Tonight is going to be busy. At 8 p.m. I head to the office to put together Wednesday’s paper, which will have all the latest news about the 2010 election, assuming the ballots are counted by 11 p.m. tonight. At the mayoral election last year I was able to tweet the race results as they came into Berlin city hall, but this overall is a much larger effort. 2009 was not a banner year for races, other than local ones, while this should be.
The daily news cycle is a different beast than that of a weekly, and the differences are worth experiencing. The push for a morning paper that has all the results is something I never worried about before; with a Monday deadline, Tuesday’s results never made it. Any big stories would be addressed the next week, and smaller issues would fall to the daily. Now I am the daily (although not in the grand form of how I was the weekly, where I did everything in the paper, including photos), and those tasks fall to me.
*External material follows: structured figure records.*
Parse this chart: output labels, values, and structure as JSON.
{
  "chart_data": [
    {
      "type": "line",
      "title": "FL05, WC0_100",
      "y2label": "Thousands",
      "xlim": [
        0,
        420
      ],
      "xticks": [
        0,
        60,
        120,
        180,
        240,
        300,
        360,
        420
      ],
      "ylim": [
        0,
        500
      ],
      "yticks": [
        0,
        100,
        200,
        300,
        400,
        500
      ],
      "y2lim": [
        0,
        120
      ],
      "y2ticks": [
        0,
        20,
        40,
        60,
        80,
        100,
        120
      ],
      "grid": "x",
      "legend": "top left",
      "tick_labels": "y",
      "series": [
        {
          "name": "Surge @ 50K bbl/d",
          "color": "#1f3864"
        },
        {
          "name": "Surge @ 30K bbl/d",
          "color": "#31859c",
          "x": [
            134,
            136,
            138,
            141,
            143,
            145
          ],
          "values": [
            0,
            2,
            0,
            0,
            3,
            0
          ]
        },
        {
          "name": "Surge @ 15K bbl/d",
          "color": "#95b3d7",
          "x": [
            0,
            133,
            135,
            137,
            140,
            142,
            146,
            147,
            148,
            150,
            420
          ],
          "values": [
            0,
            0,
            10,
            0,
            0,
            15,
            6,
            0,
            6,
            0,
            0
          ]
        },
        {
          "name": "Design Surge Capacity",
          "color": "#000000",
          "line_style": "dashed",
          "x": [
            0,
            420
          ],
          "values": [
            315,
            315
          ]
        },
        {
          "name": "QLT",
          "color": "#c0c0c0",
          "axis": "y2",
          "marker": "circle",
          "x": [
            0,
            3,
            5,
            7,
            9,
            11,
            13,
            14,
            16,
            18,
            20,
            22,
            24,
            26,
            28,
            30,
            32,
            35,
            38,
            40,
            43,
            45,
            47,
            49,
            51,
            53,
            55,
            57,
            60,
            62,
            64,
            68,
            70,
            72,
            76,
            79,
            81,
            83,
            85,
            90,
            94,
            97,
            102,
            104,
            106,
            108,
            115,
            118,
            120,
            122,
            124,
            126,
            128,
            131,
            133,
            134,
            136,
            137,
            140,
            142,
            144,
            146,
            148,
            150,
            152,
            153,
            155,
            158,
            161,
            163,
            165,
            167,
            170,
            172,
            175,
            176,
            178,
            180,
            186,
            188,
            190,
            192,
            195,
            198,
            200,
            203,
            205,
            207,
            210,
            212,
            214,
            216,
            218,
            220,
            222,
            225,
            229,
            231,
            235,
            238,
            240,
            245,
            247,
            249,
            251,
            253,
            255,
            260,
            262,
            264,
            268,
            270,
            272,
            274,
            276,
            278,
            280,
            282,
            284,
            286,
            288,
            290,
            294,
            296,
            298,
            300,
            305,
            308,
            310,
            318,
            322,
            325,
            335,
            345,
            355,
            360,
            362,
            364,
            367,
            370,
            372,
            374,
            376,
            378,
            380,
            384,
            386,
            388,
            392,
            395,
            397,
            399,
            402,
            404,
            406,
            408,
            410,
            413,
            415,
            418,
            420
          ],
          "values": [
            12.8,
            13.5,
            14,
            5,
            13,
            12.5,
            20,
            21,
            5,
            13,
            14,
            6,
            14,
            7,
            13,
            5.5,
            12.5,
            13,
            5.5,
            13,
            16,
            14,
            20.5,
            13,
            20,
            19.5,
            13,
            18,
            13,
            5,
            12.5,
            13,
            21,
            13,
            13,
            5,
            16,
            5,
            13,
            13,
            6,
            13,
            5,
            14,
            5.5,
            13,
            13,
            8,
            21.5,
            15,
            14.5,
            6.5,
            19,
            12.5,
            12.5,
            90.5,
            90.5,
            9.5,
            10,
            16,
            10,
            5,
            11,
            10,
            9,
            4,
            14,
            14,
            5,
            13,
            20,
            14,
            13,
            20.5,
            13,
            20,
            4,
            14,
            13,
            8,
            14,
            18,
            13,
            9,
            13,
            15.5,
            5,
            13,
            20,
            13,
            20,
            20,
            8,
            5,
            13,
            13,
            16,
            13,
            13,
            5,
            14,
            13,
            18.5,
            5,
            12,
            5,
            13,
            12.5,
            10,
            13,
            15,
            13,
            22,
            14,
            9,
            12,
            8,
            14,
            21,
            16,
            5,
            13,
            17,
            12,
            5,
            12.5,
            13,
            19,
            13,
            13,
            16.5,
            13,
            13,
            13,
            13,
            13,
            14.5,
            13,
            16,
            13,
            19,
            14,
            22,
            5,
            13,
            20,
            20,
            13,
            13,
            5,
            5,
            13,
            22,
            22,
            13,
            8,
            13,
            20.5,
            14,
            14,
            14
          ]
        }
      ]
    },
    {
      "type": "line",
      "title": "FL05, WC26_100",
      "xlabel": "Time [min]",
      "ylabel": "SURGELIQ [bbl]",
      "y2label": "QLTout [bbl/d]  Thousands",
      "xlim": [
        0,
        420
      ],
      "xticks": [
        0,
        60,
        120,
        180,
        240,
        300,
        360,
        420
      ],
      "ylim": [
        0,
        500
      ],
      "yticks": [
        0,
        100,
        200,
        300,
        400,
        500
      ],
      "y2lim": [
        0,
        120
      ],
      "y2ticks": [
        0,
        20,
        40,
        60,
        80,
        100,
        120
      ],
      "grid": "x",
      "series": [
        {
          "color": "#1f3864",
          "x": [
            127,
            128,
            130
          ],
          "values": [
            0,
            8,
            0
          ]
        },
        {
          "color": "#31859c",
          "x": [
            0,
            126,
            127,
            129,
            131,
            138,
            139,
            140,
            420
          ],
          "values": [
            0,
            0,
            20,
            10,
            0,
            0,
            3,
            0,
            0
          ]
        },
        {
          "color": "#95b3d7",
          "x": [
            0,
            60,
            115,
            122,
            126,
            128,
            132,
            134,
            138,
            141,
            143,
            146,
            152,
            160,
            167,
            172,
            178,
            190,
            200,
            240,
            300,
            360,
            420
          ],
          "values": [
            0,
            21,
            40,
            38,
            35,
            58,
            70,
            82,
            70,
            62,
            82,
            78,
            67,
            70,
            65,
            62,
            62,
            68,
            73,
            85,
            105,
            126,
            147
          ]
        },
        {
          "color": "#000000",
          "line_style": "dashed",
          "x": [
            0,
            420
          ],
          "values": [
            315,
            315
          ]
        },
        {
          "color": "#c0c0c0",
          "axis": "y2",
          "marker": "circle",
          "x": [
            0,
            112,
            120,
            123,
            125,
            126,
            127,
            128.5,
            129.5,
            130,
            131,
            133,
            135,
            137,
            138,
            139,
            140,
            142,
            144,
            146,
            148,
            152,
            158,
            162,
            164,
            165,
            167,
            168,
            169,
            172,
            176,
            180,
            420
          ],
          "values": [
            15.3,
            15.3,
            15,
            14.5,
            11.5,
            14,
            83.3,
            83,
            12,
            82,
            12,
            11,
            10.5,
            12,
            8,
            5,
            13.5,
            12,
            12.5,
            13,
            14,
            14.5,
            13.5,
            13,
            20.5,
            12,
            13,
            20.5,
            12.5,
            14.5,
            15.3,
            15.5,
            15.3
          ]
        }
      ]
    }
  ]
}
I talked to the woman who is taking my place at the Reporter yesterday. I did what I could to reassure her that the job is not just doable but rewarding. I remember the first day I started, and the first week, having no idea what I was going to write about to fill the paper. Reporting, largely, is about knowing a community. In a job like the Reporter, where there is no permanent staff, no permanent foundation, it’s a rebirth every time a new reporter starts. I felt a bit of that my first week at the Daily Sun, but it is entirely different. The fact there is an office, other reporters, and a phone messaging system means the same realities do not apply.
And they teach different things, different skills. I see stories everywhere now, even in places I don’t know well. That is a result of working for the Reporter. If you ask enough questions, everyone has a story to tell, some just take digging to get to.
The Sun, however, is about finding those stories, digging, and telling those stories quickly. Deadlines are no less important than facts in many news environments. So for that, I’ll be up tonight, counting the votes.